Mt. Qomolancma, also known as Mt Everest! The base camp was actually not 5200m but more of 5100m, because they moved it down a bit years ago due to some preservation issues. But anyway, bucket list strike one! It was freezing cold and one of my personal achievement was peeing in 2 degrees at 5100m. Cheap thrills.
The night sky, was simply gorgeous. If there is a word to describe millions of stars on a single night sky. However the moment was abruptly interrupted by gush of ice cold wind to which we ran back into the warmth of the tent in split seconds. Speaking of which the tent wasn’t that all warm but at night we were tucked in like babies by the host lady in heaps of blankets. See below.
I ALSO BOUGHT A STONE THERE. Do not judge a stone lover.

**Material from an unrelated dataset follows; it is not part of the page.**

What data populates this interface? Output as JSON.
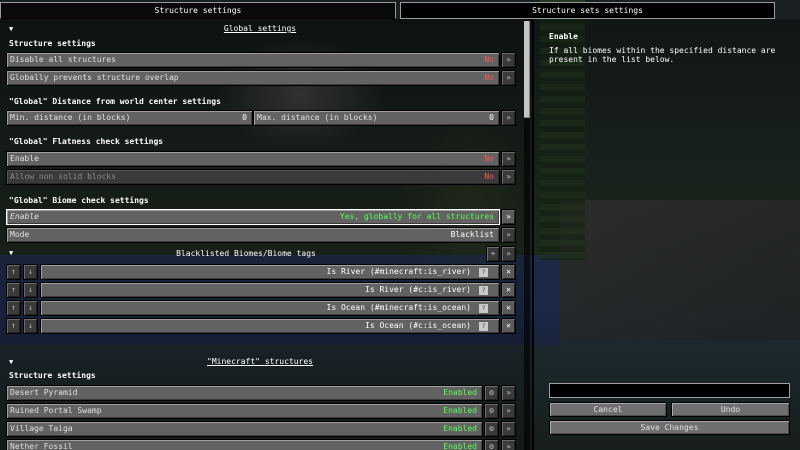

Its like, who needs diamonds and flowers. STONESSSSS.
Day 7. Rongbuk (5000m) – Old Tingri (4390m) – Zhangmu(Dram) – The Thongla Pass, Mt. Shishapama, Waterfalls Within The Matsang River Gorge.
Another day of road trip and severe motion sickness and while I was on the verge for several times, I deserve a pat on the back for not puking out everything. At this point the level of shagness cannot be described. My intake of food has never been that low before. I have a video of the twists and turns on the road but literally this day we spent all on road. Lets not bored each other with that shall we?
Day 8. Zhangmu (2300m) – Nepal Border
BORDER TOWN! Legit as scary as I expected it to be. Some hotels are not even open to tourists. We then proceed to rest and eat in a FREE WIFI restaurant, something we did more than often these days and went on to keep using it back at the shabby hotel of ours across the streets.
I have to mention throughout the whole Tibet trip we had limited water supply and warm. Also proper beds. And bedsheets without weirdass stains and holes.
Neeways in the bright morning we had to chiong to the border to queue up because if it was later in the day, the staff will be energetic enough to open all bags for checks and as I have mentioned, I BOUGHT A STONE and stones are not allowed out of Tibet…. So naturally I had to smuggle them out and for the first time, (one of the many first times) I am doing something sneakily and dangerous. Like wtf they had guns and shits. God bless my Singaporean passports me and my beloved stone passed safely into the Nepal bridge. Oh and before this an Indian American wannabe tried to cut our queue by creating another. Seriously dude? Cut a queue of a group of Singaporeans? Do your research please.
NOTE: While my sister tries to upload her bunch of photos online, I shall try to finish my Nepal recollection. CHEERS!